Вот первое появление матушки Григория Григорьевича: «В то самое время вошла старушка, низенькая, совершенный кофейник в чепчике…» (I, 298).
А вот Иван Иванович подходит к стоящей на столе водке: «в долгополом сюртуке, с огромным стоячим воротником, закрывавшим весь его затылок, так что голова его сидела в воротнике, как будто в бричке» (I, 298).
А ежели хотите представить себе, как выглядит Григорий Григорьевич, — извольте: «Тут камердинер Григория Григорьевича стащил с него сюртук и сапоги и натянул вместо того халат, и Григорий Григорьевич повалился на постель, казалось, огромная перина легла на другую» (I, 292).
Необыкновенная пластика этих сравнений заставляет нас здесь вспомнить лучшие страницы «Мертвых душ».
Весело и, казалось бы, добродушно рисует Гоголь картину ничтожного в своей пошлости поместного быта. Он вроде бы ничего не осуждает и не обличает, он лишь лукаво усмехается над всем этим беспросветным убожеством, которое нераздельно царит здесь. Но неожиданно вы начинаете чувствовать, какая взрывчатая сила заключена в гоголевской усмешке. Чем спокойнее она кажется, тем более неумолимым становится истинное звучание гоголевской сатиры.

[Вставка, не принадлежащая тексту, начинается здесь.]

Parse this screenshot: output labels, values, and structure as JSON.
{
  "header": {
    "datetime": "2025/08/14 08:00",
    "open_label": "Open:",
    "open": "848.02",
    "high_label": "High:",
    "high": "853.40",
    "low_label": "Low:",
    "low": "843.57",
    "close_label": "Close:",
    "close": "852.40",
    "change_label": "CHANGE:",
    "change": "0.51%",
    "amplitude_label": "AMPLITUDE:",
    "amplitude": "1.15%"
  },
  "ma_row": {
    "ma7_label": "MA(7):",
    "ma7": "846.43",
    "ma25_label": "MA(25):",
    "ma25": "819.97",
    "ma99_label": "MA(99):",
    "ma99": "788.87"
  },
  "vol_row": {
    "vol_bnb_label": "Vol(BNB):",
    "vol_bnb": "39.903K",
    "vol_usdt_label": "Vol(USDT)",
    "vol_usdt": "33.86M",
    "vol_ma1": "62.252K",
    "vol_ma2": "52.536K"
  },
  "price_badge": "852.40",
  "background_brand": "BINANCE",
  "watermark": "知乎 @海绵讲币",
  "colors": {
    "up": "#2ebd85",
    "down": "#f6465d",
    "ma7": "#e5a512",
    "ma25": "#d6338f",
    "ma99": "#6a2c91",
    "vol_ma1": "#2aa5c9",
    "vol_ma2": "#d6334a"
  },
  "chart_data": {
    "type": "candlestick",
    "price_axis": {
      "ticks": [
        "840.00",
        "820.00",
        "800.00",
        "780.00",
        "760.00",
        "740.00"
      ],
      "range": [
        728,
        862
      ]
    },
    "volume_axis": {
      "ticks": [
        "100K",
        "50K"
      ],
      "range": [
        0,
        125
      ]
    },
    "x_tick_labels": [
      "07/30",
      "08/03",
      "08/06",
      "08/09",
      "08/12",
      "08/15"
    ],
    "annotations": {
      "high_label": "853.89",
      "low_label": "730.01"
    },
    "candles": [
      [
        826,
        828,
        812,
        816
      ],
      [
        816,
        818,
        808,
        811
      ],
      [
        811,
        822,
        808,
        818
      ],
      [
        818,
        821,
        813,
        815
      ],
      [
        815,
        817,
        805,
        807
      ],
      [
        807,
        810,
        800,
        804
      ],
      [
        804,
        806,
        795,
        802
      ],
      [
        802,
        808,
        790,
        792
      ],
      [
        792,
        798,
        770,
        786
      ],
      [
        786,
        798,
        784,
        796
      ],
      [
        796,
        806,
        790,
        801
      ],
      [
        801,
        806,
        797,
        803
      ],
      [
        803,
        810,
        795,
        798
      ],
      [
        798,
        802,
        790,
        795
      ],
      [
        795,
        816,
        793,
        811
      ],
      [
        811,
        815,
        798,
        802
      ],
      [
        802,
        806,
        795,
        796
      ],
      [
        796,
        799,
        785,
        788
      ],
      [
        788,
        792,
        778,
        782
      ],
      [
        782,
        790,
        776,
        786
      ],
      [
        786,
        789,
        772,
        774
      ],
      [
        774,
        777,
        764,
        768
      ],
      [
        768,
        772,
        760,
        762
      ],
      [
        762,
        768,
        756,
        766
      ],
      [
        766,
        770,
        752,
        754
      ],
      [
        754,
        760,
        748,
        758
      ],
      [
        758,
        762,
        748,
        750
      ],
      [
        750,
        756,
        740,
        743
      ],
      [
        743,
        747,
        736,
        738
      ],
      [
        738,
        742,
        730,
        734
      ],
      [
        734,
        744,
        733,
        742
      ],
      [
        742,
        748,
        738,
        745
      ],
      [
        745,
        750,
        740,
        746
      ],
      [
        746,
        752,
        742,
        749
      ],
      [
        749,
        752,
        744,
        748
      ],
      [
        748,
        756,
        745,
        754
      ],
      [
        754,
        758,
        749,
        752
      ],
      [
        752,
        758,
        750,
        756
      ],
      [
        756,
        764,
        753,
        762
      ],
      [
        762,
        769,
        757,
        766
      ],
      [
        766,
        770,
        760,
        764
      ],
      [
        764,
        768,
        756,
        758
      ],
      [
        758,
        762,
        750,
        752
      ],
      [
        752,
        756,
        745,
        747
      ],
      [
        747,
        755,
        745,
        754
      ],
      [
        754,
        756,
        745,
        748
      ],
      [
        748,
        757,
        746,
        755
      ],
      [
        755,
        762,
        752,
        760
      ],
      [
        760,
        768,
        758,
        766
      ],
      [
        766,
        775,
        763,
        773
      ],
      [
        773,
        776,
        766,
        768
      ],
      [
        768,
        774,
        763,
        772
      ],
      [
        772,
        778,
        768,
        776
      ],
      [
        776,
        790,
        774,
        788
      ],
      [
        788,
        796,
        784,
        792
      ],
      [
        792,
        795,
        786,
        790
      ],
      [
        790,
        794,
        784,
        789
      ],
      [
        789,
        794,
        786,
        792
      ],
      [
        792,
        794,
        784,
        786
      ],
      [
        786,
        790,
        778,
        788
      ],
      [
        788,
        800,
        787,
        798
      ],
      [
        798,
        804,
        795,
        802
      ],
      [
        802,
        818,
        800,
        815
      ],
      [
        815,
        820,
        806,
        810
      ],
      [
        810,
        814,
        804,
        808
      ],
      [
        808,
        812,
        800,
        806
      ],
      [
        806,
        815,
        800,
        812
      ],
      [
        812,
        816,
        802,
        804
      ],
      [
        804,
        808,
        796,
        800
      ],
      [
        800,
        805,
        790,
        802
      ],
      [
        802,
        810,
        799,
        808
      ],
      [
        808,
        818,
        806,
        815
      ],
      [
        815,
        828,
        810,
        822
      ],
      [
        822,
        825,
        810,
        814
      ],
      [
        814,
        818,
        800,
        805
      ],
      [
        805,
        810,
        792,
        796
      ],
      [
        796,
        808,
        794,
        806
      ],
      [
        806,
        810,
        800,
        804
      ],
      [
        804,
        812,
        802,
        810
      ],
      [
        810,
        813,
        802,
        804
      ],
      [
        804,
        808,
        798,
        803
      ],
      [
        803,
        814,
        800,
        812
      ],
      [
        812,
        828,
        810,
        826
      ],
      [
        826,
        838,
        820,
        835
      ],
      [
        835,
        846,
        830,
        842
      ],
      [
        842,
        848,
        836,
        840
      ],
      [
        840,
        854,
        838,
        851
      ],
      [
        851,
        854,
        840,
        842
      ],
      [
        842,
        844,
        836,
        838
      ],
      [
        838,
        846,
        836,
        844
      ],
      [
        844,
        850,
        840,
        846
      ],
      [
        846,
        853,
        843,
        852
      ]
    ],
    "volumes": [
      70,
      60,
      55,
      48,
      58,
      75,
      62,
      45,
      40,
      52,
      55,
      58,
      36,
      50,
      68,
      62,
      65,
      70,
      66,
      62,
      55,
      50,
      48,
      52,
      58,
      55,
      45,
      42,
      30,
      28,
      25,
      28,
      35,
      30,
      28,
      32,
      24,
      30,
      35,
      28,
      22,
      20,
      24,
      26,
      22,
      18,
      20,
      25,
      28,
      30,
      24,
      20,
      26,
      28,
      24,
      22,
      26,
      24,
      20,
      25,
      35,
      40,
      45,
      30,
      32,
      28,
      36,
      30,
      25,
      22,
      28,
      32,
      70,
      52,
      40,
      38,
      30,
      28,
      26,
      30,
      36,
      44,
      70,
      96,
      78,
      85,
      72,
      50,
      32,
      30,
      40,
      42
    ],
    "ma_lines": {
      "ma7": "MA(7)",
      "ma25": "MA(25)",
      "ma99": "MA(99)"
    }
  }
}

Повесть о Шпоньке осталась как бы незаконченной. Она обрывается почти на полуслове. После неудачного сватовства Ивана Федоровича Василису Кашпоровну осенил новый замысел, «о котором, — как замечает автор, — узнаете в следующей главе». Но тут-то повесть и обрывается. Казалось бы, на самом интересном месте…
Некоторые современные Гоголю критики именно так и восприняли повесть о Шпоньке — как фрагмент, как вещь незаконченную и высказывали по этому поводу сожаления. Иронически посмеиваясь над «Вечерами» — над простоватым их юмором и «малороссийским забавничаньем» молодого писателя, критик О. Сенковский выделял из общего ряда повесть «Иван Федорович Шпонька…» Она, по его словам, «есть единственная в целом сочинении повесть, в которой нет мужиков и казаков, и она именно столько занимательна, сколько нужно, чтоб пожалеть о том, что она не кончена».[79]